Use it when you truly need one hostname to map to different targets based on client location. Otherwise, prefer different names for internal vs external services. It reduces ambiguity and cuts incident time.
2) Is split-horizon DNS the same as “private DNS” in cloud?
Conceptually similar outcome: different answers depending on where you query from. Mechanically different: cloud private zones often attach to VPCs and use provider resolvers, while classic split-horizon uses views or policy on your DNS servers.
3) Why do I see the “wrong” answer only from Kubernetes pods?
Pods typically query CoreDNS (or equivalent), which forwards according to cluster config. Nodes might use different resolvers. Fix by aligning CoreDNS forwarding/conditional rules with the corporate recursive resolver strategy and test from inside a pod.
4) Can I rely on TTL for fast failover?
Not for sub-minute behavior. Some resolvers cap TTLs upward; applications cache; connection pools keep using old IPs. Put fast failover in load balancers or service meshes; keep DNS for steady-state discovery and slow migration cutovers.
5) What’s the biggest operational risk with BIND views?
Misclassification. If a new subnet (VPN, NAT, cloud egress) isn’t included in the right ACL, those clients get the wrong zone. Then you’re debugging “network” while the actual problem is policy.
6) How do I prevent internal records from leaking to the internet?
Don’t expose recursive resolvers publicly. Disable recursion on authoritative servers that face untrusted networks. Restrict zone transfers. Audit forwarding chains so no public-facing resolver forwards private zones to internal infrastructure.
7) Why does flushing caches sometimes “fix” it, but then it comes back?
Because you flushed one cache, not the whole chain. Client stub caches, recursive caches, application runtime caches, and sometimes intermediate forwarders all exist. If the authoritative data is wrong, flushing just buys you a short-lived illusion of competence.
8) Should internal and external TTLs match?
Not always, but they should be governed by the same policy. If the same name is split-horizon, drastically different TTLs can confuse monitoring, slow incident confirmation, and create asymmetric behavior during migrations.
9) What’s a safe pattern for “one name everywhere” without split-horizon?

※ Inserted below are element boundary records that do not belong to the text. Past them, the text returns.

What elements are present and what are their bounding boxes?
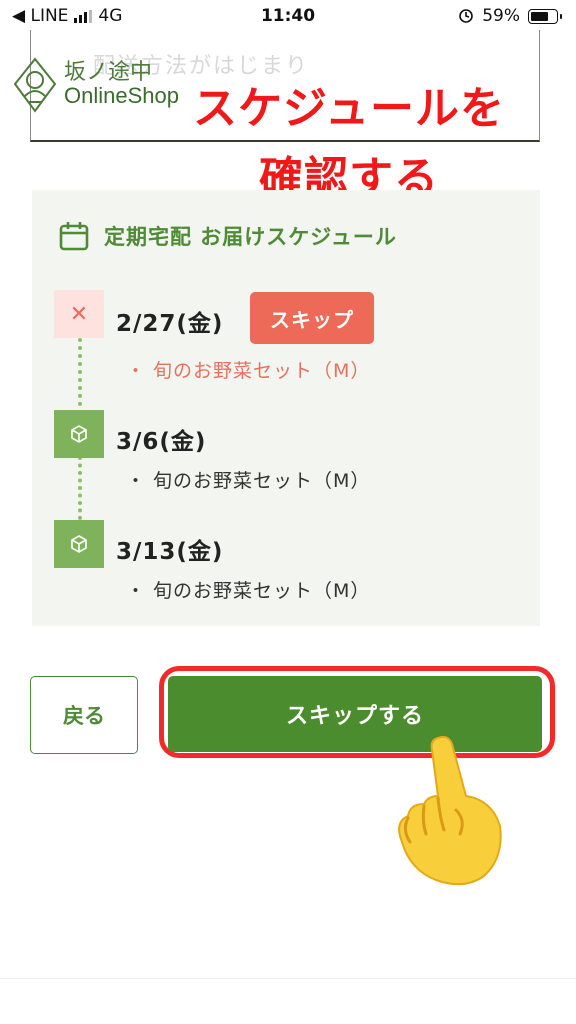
- alarm-lock-icon: [459, 9, 474, 23]
- delivery-date: 3/13(金): [116, 539, 224, 565]
- delivery-date: 3/6(金): [116, 429, 207, 455]
- delivery-item: ・ 旬のお野菜セット（M）: [126, 470, 371, 492]
- back-button[interactable]: 戻る: [30, 676, 138, 754]
- shop-logo[interactable]: 坂ノ途中 OnlineShop: [12, 56, 179, 114]
- skipped-marker: ✕: [54, 290, 104, 338]
- status-right: 59%: [458, 6, 562, 26]
- package-icon: [71, 535, 87, 553]
- status-bar: ◀ LINE 4G 11:40 59%: [0, 0, 576, 32]
- bottom-divider: [0, 978, 576, 979]
- logo-emblem-icon: [13, 57, 57, 113]
- logo-text: 坂ノ途中 OnlineShop: [64, 59, 179, 108]
- logo-title: 坂ノ途中: [64, 59, 153, 85]
- delivery-item: ・ 旬のお野菜セット（M）: [126, 580, 371, 602]
- schedule-title: 定期宅配 お届けスケジュール: [104, 225, 397, 249]
- pointing-hand-icon: [398, 735, 502, 886]
- calendar-icon: [59, 222, 89, 251]
- delivery-item: ・ 旬のお野菜セット（M）: [126, 360, 371, 382]
- battery-icon: [528, 8, 562, 24]
- annotation-line-1: スケジュールを: [193, 83, 505, 134]
- close-icon: ✕: [69, 301, 89, 327]
- delivery-marker: [54, 520, 104, 568]
- schedule-header: 定期宅配 お届けスケジュール: [58, 220, 397, 252]
- delivery-schedule-panel: 定期宅配 お届けスケジュール ✕ 2/27(金) スキップ ・ 旬のお野菜セット…: [32, 190, 540, 626]
- package-icon: [71, 425, 87, 443]
- delivery-marker: [54, 410, 104, 458]
- logo-subtitle: OnlineShop: [64, 82, 179, 108]
- delivery-date: 2/27(金): [116, 311, 224, 337]
- battery-percent: 59%: [482, 6, 520, 26]
- skip-badge: スキップ: [250, 292, 374, 344]
- timeline-connector: [78, 456, 82, 520]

Terminate traffic at a single public endpoint that internal networks can also reach (public LB with internal allowlists, or dual-access VIP). Then DNS can return one answer globally. This trades DNS complexity for network policy, which is usually a win.
10) How do I monitor split-horizon properly?

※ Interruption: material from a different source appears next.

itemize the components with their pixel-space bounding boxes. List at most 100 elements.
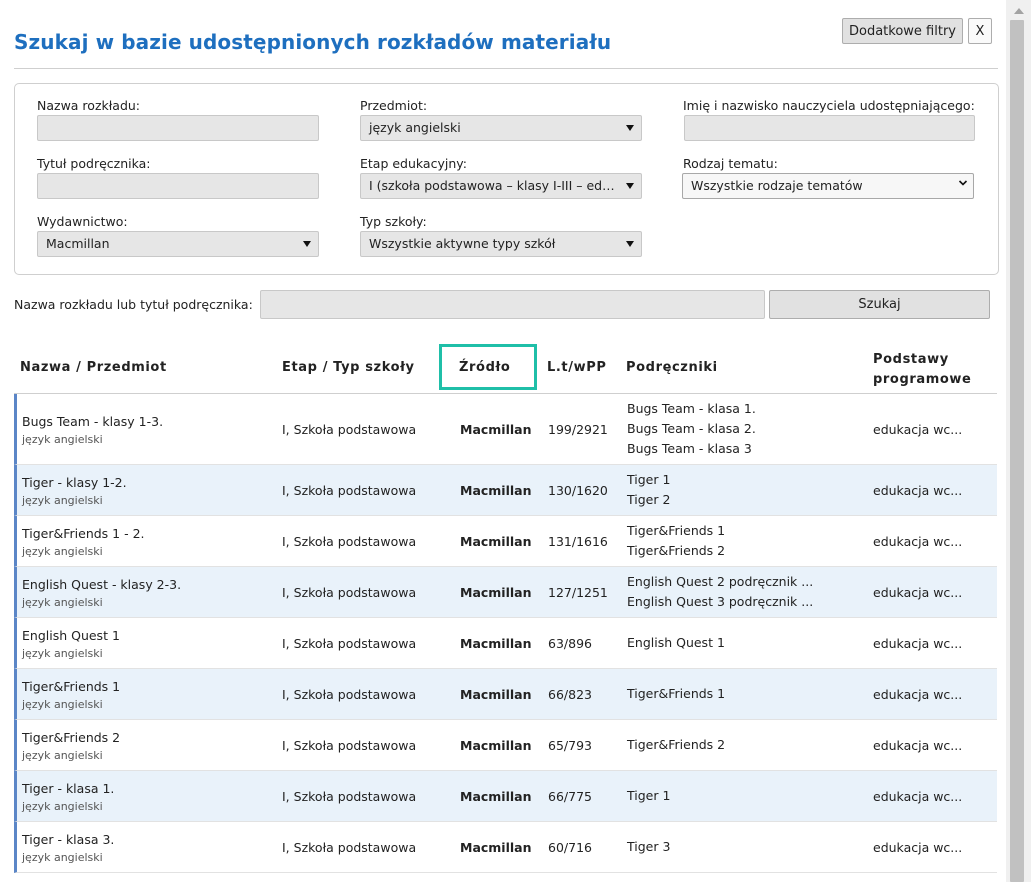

Run the same DNS query from each horizon and alert on unexpected drift. Also monitor SERVFAIL/NXDOMAIN rates, resolver latency, and zone serial consistency. If you only monitor “does it resolve,” you’ll miss “does it resolve to the right thing.”
Conclusion: practical next steps
Split-horizon DNS is survivable if you stop treating it like a clever trick and start treating it like infrastructure with failure modes. The fix is not a new record. It’s a new discipline: clear resolver paths, deterministic classification, and one truth for zone data.
Do these next, in order
- Map resolver paths for LAN, VPN, cloud, Kubernetes, and a public host. Write them down.
- Pick your policy point: views on authoritative or conditional forwarding on recursive. Minimize count.
- Make classification explicit: enumerate subnets as seen by the DNS servers (including NAT/VPN egress).
- Unify record management: generate internal/external variants from shared data; no hand edits.
- Add horizon probes and alert on drift in answers, not just resolution success.
- Adopt a TTL migration playbook so you can change targets without begging caches for mercy.
If you want the “inside/outside madness” to stop, your DNS must become boring. Not minimal. Not clever. Boring. That’s how production survives.